Despedida del papa Francisco en el aeropuerto de Cartagena. Mi hijo Sammy, por gestión atribuible toda a la mamá, estaba entre los niños que le darían el adiós al máximo jerarca de la Iglesia católica.
Sammy llevaba en sus manos una pequeña réplica de su picó porque quería decirle al Papa que era un niño feliz a pesar de su discapacidad visual, y que deseaba regalarle un poco de esa felicidad.
Pero surgía un problema: no tenía camisa blanca. Había que conseguirle una, ahí, en ese instante, porque el helicóptero que traía al Pontífice ya asomaba sus luces rojas por la pista del aeropuerto.
Y lo vi a él: un niño tal vez de 12 años, con las huellas notables de la privación social, y una camiseta blanca. A simple vista, la talla perfecta para Sammy.
A juzgar por las personas que estaban al lado, debía provenir de algún barrio popular de Cartagena. La suya era seguramente la pinta de domingos.
Le dije que se la cambiaba por la de Sammy, me respondió que no. Le dije que se la compraba, repitió que no.
Le expliqué entonces de qué se trataba antes de apelar al verbo más remoto: ¡préstamela!
Y en el acto, sin pensarlo dos veces, el muchacho se quitó su vestimenta y me la entregó. No lo podía creer.
Le insistí en que se la compraba y le mostré la que había llevado mi hijo, en busca del canje que ya había rechazado. Y con toda firmeza contestó: no, yo quiero la mía.
Mientras se ajustaba otra camiseta institucional de la Alcaldía de Cartagena y todas las células de mi cuerpo sudaban, conmovidas, me miró con unos ojos de conmiseración: “después me la das, fresco”.
Sammy finalmente estuvo en la ceremonia, y con su rutilante camiseta logró robarle una mirada piadosa al Papa, que parecía admirado por el niño que saltaba en la pomposa alfombra roja cuando escuchaba los tambores de carnaval que le ponían un tinte especial al protocolo vaticano.
Miraba a Sammy, pero también la generosidad de aquel otro niño que, como rezan los preceptos en los que todos creíamos, había hecho el bien sin mirar a quién.
Cuando terminó todo y Sammy se devolvió con el picó que, según me dijo, alguna día espera llevarle al Papa a la Santa Sede, busqué al niño de corazón angelical que me acompañaba en las gradas.
Lo había dejado en la zona especial que la Alcaldía había asegurado para las personas con discapacidad.
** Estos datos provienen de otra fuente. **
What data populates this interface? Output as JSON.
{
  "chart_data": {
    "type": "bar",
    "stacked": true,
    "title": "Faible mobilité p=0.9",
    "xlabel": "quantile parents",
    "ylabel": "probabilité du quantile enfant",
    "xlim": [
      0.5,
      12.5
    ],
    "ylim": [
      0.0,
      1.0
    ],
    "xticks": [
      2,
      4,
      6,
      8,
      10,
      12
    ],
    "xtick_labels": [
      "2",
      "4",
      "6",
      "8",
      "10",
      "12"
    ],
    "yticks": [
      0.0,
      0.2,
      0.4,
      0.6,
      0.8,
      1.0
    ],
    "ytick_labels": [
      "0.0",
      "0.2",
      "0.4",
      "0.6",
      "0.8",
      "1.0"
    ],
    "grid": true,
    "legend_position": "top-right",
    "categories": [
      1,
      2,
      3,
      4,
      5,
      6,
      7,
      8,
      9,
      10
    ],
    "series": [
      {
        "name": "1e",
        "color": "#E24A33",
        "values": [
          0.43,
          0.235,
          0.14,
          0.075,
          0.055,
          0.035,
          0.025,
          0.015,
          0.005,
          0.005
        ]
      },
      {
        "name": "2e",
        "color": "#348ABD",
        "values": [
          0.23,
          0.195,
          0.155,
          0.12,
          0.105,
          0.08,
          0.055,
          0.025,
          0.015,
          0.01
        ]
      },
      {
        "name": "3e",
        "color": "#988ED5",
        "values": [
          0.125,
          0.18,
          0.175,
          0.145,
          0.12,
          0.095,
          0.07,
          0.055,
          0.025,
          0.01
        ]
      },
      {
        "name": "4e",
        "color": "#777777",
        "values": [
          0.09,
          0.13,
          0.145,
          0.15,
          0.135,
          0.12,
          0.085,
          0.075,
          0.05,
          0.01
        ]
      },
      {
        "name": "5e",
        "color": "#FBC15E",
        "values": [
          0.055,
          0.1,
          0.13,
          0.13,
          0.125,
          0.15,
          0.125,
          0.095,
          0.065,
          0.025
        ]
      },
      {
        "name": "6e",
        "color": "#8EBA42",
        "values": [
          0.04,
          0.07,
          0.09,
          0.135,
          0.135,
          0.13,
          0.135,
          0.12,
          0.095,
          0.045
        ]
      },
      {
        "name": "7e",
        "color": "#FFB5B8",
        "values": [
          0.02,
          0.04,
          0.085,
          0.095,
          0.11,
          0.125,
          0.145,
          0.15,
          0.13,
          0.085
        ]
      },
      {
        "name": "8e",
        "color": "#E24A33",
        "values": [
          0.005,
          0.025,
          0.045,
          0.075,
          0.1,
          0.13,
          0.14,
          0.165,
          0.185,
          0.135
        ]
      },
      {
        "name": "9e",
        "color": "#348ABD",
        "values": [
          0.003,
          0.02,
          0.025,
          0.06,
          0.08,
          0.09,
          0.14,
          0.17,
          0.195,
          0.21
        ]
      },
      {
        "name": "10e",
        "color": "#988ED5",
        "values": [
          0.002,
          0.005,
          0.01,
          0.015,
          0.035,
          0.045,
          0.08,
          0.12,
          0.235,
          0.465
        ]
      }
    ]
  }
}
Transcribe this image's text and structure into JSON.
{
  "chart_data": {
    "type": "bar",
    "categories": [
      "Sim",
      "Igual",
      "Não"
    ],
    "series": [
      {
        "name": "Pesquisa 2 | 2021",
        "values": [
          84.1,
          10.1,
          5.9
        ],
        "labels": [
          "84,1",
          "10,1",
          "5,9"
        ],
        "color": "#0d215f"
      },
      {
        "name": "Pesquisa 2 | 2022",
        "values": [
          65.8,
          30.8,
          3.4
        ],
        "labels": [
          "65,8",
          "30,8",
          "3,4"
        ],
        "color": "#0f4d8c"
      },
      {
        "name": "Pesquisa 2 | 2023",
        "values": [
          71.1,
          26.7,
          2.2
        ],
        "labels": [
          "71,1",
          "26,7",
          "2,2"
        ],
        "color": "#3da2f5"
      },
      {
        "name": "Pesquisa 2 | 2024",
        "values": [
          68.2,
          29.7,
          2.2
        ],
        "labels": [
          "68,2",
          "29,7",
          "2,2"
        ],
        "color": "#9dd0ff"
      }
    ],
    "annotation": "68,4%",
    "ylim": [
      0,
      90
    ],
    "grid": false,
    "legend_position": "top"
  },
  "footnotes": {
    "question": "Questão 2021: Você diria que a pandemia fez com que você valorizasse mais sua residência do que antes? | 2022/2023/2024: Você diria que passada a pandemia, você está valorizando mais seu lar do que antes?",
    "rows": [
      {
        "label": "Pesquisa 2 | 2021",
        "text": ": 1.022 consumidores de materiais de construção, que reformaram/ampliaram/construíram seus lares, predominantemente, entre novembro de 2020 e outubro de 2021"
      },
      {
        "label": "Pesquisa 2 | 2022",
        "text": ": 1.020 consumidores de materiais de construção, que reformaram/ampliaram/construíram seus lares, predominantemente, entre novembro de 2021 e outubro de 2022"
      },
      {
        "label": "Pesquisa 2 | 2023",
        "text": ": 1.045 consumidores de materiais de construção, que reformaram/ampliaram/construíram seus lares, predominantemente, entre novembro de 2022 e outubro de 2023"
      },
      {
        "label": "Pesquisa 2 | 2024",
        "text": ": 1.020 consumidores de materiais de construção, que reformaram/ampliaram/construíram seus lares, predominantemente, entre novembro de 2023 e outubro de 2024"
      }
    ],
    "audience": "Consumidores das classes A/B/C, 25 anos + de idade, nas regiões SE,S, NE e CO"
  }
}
Espérame, le dije.
Pero al regresar, ya no estaba.
Lo busqué en los alrededores, bajé al área de comidas, indagué en los buses que devolverían a los cartageneros a sus barrios. Y nada.
Entonces me entró una sensación de culpabilidad enorme. Nunca pregunté su nombre y él nunca me lo dijo. Debía haber indagado por alguna pista. Por ejemplo: el sector donde residía o la escuela donde estudiaba, pero se me pasó hacerlo en medio de la tensión.
Hoy quiero que me ayuden a encontrarlo. Díganle que deseo devolverle la camiseta, con los mismos sudores de él y de mi hijo, y, por supuesto, la mirada del Papa.